Perrine n'est pas isolée socialement. Elle vit en colocation avec deux autres personnes dans une longère à la campagne et elle a continué pendant le confinement à voir son copain qui habite dans une ville voisine. «Je ne me sentais pas du tout isolée, mais ça m'avait fait du bien de voir des gens. Tu as l'impression pendant quelques heures que tout est normal. C'était une bouffée d'oxygène», dit-elle.

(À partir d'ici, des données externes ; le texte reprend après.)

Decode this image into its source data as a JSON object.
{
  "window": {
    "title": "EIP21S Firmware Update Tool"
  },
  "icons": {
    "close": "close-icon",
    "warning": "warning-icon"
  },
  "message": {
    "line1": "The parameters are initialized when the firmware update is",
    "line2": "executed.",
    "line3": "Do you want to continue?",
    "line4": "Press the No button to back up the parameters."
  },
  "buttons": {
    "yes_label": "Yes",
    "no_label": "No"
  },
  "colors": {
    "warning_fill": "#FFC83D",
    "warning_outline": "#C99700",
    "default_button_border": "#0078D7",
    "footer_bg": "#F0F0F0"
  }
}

De manière générale, le bien-être ressenti par la population française dans la vie quotidienne a nettement baissé pendant le premier confinement, selon une grande étude qui a recueilli plus de 11.000 témoignages grâce à des questionnaires auto-administrés par internet, avec un échantillon représentatif en termes de classes sociales, de territoires, d'âges ou de sexes.

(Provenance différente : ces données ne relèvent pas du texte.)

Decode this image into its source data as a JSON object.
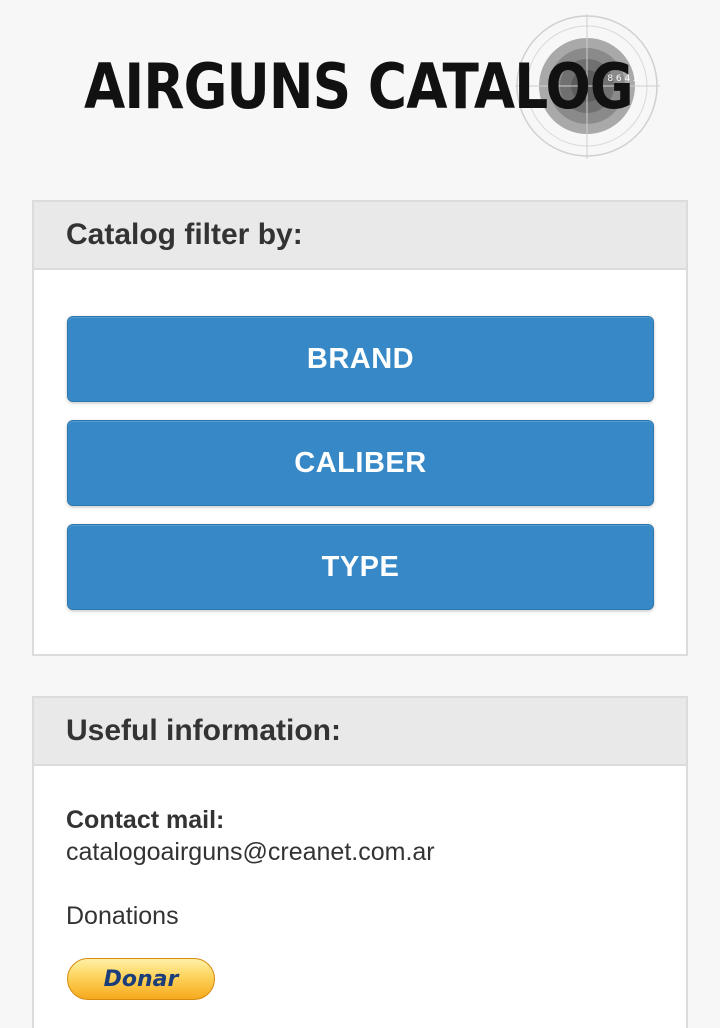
{
  "logo": {
    "text": "AIRGUNS CATALOG",
    "target_numbers": "10 8 6 4 2"
  },
  "filter_panel": {
    "title": "Catalog filter by:",
    "buttons": [
      {
        "label": "BRAND"
      },
      {
        "label": "CALIBER"
      },
      {
        "label": "TYPE"
      }
    ]
  },
  "info_panel": {
    "title": "Useful information:",
    "contact_label": "Contact mail:",
    "contact_mail": "catalogoairguns@creanet.com.ar",
    "donations_label": "Donations",
    "donate_button": "Donar"
  },
  "colors": {
    "button_blue": "#3689c6",
    "header_gray": "#e9e9e9",
    "page_bg": "#f7f7f7"
  }
}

L'autrice de cette étude est Lise Bourdeau-Lepage, professeure de géographie à l'université Jean Moulin Lyon 3 et chercheuse au sein de l'UMR Environnement, ville, société au CNRS. Elle a constaté que sur une échelle de 0 à 10 (10 étant un bonheur absolu), le bien-être de la population française a baissé en moyenne de 1,4 point pendant le premier confinement pour s'établir à une moyenne de 5,7 pour les individus partageant leur toit avec d'autres et de 5,4 pour les personnes seules. Si la note a baissé dans la même proportion dans ces deux catégories, «il faut dire que les personnes seules ont déjà un bien-être inférieur aux autres en temps normal», explique Lise Bourdeau-Lepage.

Pendant ce qu'elle appelle «le grand confinement», de nombreuses personnes seules ont souffert d'isolement social, ce qui a contribué à dégrader leur sentiment de bien-être.

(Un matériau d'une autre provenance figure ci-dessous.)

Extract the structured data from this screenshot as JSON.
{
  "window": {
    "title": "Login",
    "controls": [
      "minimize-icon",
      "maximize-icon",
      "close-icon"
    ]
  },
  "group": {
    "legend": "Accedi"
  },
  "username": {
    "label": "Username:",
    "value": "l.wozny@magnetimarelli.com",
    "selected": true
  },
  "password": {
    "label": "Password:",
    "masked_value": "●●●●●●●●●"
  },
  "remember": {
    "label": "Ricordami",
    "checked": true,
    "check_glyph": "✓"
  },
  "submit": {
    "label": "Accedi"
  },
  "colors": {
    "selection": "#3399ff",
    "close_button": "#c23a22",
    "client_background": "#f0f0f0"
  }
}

«Le fait de vivre seul apparaît a priori comme un facteur favorisant l'isolement social. Seuls 22,3% des Français ayant traversé le confinement seuls déclarent ne jamais se sentir isolés socialement au cours du confinement contre 36,5% pour les autres. Notre étude montre qu'au cours du confinement, une personne vivant seule avait 1,6 fois plus de chance de se sentir plus isolée socialement que d'être dans la même situation qu'avant le confinement», poursuit Lise Bourdeau-Lepage.

Le bien-être de la population française a baissé avec le confinement. | Diego San via Unsplash

Dans cette étude, aucune question ne portait sur les retrouvailles clandestines qu'ont pu organiser certaines personnes sondées pour rompre leur isolement. Mais la chercheuse du CNRS a remarqué plusieurs phénomènes sociaux intéressants.

«Une personne qui prenait part aux manifestations de soutien au personnel soignant au cours du confinement en applaudissant à sa fenêtre à 20 heures avait 13,5% de chance en moins d'être plus isolée socialement qu'avant le confinement. Certains de mes collègues qui habitent à Lyon m'ont aussi rapporté que dans les immeubles, certains habitants organisaient des petits apéros sur le palier de leur étage pour briser un peu l'isolement social», pointe Lise Bourdeau-Lepage.

Des dates Tinder pour briser l'isolement

À Paris, Jean-Victor Blanc, médecin psychiatre à l'AP-HP, a constaté le mal-être de nombreux de ses patients lors des deux confinements. Les Parisien·nes menant une vie de célibataire dans un petit appartement ont particulièrement souffert.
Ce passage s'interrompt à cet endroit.